Proxy Filing
Logotype for ALLETE Inc

ALLETE (ALE) Proxy Filing summary

Event summary combining transcript, slides, and related documents.

Logotype for ALLETE Inc

Proxy Filing summary

1 Dec, 2025

Executive summary

  • Shareholders are asked to vote on a proposed merger where each share will be converted into $67.00 in cash, representing a premium over recent trading prices.

  • The merger will result in the company becoming a subsidiary of a joint venture between Canada Pension Plan Investment Board and Global Infrastructure Partners.

  • The board unanimously recommends approval of the merger and related proposals.

  • If approved, the company’s common stock will be delisted and deregistered, and shareholders will no longer have equity in the surviving entity.

Voting matters and shareholder proposals

  • Shareholders will vote on: (1) approval of the merger agreement, (2) a nonbinding advisory vote on executive compensation related to the merger, and (3) potential adjournment of the special meeting.

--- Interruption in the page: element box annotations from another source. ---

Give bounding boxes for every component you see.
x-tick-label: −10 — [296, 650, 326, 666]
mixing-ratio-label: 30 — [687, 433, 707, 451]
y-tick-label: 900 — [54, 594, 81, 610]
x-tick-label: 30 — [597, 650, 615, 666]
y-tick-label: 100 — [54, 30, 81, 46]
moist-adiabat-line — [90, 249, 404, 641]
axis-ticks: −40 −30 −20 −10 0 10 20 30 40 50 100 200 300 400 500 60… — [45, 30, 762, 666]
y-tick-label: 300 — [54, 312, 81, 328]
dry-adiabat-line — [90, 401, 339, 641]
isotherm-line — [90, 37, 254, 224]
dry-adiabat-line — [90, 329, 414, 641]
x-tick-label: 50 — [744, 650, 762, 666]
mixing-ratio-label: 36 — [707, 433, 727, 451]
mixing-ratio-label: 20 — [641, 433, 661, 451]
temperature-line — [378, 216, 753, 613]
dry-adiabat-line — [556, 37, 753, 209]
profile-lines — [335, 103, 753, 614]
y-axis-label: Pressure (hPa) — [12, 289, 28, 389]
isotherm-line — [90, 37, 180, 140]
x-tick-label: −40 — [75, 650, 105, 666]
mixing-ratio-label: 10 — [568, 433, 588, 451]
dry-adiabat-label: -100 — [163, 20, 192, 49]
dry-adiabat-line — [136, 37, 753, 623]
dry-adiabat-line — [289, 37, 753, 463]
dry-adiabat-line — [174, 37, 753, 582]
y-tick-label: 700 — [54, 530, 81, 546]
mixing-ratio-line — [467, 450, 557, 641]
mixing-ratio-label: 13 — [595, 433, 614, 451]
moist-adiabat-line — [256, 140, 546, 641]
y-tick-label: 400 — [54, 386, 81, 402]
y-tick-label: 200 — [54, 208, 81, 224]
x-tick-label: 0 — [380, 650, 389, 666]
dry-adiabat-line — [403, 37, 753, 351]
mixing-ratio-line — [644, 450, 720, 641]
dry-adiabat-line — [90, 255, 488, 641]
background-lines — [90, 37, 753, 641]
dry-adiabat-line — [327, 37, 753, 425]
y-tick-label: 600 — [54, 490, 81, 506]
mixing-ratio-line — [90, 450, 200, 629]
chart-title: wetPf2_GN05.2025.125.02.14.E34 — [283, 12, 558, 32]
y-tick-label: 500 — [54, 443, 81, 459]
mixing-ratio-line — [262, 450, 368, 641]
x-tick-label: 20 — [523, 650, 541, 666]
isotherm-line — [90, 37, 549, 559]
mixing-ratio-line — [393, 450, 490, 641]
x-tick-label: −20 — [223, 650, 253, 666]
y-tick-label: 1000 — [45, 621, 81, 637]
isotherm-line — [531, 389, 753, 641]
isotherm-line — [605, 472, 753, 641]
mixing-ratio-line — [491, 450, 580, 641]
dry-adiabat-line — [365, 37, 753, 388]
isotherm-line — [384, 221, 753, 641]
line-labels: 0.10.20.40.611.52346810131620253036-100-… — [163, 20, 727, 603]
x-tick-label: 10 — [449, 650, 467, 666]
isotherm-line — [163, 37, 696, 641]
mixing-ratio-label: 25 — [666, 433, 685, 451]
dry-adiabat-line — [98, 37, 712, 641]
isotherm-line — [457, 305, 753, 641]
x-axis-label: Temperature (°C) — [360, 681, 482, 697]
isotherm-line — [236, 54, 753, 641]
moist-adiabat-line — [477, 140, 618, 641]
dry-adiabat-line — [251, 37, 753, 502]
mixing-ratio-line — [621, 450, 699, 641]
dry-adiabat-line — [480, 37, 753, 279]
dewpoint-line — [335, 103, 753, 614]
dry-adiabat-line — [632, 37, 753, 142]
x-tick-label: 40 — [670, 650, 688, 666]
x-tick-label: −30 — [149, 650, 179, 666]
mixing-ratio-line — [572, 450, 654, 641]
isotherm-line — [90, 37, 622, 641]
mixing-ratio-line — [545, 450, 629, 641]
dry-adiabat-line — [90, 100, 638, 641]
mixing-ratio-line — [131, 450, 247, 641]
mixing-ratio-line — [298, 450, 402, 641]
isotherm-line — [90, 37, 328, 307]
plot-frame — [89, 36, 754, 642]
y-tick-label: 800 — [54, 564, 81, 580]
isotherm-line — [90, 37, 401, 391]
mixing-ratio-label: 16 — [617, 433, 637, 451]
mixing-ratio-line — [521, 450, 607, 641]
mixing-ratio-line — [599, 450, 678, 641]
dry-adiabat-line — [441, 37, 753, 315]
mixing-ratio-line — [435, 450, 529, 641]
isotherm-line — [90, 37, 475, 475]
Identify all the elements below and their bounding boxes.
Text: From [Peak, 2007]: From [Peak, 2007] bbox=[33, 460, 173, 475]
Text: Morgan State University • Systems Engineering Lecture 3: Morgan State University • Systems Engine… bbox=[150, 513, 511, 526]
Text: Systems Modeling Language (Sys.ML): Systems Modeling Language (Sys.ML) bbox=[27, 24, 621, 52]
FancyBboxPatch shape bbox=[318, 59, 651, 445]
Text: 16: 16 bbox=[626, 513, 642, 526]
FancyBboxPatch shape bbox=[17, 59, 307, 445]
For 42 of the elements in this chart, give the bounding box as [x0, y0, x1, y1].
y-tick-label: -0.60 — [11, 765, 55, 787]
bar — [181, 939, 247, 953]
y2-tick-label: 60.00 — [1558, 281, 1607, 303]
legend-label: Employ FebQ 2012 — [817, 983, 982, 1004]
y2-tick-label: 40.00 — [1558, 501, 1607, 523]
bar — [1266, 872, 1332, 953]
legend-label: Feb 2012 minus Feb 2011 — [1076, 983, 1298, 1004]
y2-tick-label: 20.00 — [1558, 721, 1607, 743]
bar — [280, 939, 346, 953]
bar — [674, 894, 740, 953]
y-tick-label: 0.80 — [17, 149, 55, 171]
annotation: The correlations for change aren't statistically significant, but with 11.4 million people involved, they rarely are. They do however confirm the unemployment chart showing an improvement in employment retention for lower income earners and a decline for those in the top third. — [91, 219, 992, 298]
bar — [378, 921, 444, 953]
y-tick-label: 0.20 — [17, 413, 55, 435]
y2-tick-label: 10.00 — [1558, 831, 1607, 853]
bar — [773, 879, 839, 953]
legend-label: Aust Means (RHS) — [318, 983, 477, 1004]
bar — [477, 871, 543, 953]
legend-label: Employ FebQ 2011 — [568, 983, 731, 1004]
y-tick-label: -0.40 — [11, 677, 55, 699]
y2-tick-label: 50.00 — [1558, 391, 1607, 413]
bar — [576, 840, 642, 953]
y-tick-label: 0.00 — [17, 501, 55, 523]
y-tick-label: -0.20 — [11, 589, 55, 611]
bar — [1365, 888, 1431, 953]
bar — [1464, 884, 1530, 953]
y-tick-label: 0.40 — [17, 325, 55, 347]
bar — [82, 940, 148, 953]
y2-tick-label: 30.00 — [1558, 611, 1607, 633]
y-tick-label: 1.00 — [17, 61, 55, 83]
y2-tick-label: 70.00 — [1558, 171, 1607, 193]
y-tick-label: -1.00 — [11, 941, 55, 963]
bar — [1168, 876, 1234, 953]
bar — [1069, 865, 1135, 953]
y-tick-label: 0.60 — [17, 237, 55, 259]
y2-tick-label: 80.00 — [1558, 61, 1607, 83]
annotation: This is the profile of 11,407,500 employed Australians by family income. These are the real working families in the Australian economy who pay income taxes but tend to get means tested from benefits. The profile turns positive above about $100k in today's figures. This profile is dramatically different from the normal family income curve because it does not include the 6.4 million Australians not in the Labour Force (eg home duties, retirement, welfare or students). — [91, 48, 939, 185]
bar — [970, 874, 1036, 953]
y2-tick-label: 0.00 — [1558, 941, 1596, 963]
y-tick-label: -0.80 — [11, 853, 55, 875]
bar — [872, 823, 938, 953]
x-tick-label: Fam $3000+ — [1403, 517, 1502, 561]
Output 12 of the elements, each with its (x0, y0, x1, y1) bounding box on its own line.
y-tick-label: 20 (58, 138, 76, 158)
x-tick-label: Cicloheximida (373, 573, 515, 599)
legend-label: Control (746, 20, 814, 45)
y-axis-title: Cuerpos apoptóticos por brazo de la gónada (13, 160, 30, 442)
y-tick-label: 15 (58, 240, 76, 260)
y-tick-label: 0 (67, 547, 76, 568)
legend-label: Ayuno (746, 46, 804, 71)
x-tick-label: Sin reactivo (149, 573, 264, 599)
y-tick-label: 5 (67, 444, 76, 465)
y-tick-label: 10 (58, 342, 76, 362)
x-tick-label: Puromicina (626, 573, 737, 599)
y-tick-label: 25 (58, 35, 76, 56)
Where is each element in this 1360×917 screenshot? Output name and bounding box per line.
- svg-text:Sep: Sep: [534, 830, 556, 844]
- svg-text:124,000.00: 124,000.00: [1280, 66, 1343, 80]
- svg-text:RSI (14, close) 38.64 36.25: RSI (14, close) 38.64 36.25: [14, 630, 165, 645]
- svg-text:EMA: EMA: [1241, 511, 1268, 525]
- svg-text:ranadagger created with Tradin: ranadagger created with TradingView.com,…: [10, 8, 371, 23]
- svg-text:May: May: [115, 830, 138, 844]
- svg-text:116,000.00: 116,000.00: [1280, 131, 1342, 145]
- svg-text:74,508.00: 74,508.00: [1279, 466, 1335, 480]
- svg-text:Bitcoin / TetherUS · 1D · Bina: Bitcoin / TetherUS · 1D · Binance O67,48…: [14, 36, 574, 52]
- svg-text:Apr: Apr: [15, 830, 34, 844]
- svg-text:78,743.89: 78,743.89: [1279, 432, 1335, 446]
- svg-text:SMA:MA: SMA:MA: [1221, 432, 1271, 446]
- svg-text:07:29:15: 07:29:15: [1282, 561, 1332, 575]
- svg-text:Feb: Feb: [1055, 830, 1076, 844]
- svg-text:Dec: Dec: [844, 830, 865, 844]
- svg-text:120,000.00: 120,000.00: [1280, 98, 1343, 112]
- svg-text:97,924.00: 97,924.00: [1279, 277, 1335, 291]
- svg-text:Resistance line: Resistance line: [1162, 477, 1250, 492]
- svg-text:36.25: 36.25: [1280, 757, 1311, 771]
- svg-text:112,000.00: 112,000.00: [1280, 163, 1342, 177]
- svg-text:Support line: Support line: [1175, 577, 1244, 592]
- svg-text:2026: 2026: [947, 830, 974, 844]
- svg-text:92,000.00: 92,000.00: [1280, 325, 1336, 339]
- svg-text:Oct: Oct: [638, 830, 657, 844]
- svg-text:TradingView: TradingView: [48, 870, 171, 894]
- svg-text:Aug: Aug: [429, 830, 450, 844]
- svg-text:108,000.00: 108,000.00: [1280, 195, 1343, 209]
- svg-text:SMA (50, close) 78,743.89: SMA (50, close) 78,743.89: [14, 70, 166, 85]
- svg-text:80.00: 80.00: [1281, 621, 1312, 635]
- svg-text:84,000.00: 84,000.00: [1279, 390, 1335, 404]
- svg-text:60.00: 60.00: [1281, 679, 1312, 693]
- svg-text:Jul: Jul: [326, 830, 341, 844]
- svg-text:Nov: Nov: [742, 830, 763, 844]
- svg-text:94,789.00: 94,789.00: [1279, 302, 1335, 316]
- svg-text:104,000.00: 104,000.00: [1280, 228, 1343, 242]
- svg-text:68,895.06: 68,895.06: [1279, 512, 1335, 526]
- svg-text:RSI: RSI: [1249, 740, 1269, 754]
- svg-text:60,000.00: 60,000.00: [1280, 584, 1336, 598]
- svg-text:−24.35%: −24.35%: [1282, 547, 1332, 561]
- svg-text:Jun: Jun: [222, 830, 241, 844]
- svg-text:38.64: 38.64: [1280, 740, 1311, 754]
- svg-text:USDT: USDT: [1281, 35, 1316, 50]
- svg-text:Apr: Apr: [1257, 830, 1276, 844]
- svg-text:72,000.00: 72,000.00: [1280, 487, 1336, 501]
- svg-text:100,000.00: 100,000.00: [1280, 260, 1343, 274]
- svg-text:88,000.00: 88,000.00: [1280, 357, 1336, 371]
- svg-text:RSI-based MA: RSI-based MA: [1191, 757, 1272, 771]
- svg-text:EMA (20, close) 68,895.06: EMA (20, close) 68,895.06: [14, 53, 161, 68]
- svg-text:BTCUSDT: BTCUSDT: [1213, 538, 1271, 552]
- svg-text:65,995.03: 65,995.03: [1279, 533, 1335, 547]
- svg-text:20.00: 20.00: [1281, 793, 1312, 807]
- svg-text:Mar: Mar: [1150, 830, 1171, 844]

  • Approval of the merger requires a majority of outstanding shares; failure to vote counts as a vote against.

  • Dissenters’ rights are available under Minnesota law for shareholders who do not vote in favor and follow statutory procedures.

Board of directors and corporate governance

  • The board conducted a thorough review of strategic alternatives, including a sale process focused on infrastructure and pension funds.

  • The board considered the impact on customers, employees, and communities, and secured commitments to maintain local headquarters and management.

  • Post-merger, the board will include local and independent directors, and the CEO will remain a board member.